Carver smiled. He did that a lot, a smooth talker, no surprise he’d landed on his feet, possibly the wealthiest man in Saggytown. “Kassidy Yang broadcast a while ago to give Spaceways’ side of the story. Deeply impressed. Still, the fact remains. We have thousands of underedu
cated paddies.” Their kind took for granted that the freed slaves were their natural childlike charges forever. “And the Mahinans have their unfortunate stretches. And now Spaceways dumps tens of thousands of smart, strong-as-an-ox, skilled, educated, pushy workers into the mix. You can see how that leaves us Sag wondering how to protect our people.”
“Protect them? From what?” Remi leaned forward on his elbows. “Do the pushy baldies want to steal the phosphate mine tunnels from our paddies? I don’t think so! Denali worship natural beauty.”
As an ex-mine engineer, Remi appreciated the rough-hewn charm of the spent mine tunnels the paddies claimed for their farms. But the hairless Denali wouldn’t be caught dead there. Well, the Denali city of Hermitage was mostly carved into a mountain. Judging from Quire, the Denali gardener Ben kept on staff, Hermits were gonzo for beauty as well. But the Hermits insisted they would stay and die on their world.
They wouldn’t die fast. Underground and at high altitude, Hermitage wasn’t hurting as much from the Denali warming trend. Yet. Nor were they willing to expand and take in their unfortunate neighbors from broiling Waterfalls and roasting Denali Prime.
Carver confided, “You’ve noticed a certain…casual approach to government on Mahina?”
“What government?” Remi agreed. “Didn’t you create your own creche for Saggytown?”
“That was a choice,” Carver explained. “We could send our children to the Mahina pre-schools. But our standards are so different. My eldest, he started this year at the Mahina school.
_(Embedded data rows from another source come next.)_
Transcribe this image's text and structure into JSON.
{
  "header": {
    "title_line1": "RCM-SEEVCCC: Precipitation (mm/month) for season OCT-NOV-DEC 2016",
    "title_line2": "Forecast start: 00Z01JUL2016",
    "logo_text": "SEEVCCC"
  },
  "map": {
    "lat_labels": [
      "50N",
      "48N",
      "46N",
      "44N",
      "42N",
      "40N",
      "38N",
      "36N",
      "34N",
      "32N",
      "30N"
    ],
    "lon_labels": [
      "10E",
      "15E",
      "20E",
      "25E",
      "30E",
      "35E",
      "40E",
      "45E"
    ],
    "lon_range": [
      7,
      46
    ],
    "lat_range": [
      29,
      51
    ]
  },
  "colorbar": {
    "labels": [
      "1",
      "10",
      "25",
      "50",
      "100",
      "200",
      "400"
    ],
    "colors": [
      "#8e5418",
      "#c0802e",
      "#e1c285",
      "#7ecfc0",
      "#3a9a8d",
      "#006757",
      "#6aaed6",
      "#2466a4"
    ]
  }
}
Six years old, of course he’s already mastered reading, writing, and arithmetic, fluent in French and English. They skipped him straight to third grade.” He shook his head in dismay at Schuyler’s educational standards.
“But about you! Are you still enjoying Spaceways? Or do you miss your own people?”
“Little of both,” Remi confided. “Wouldn’t mind a little female companionship. Apparently the evacuation’s been called off. Unexpected R&R.”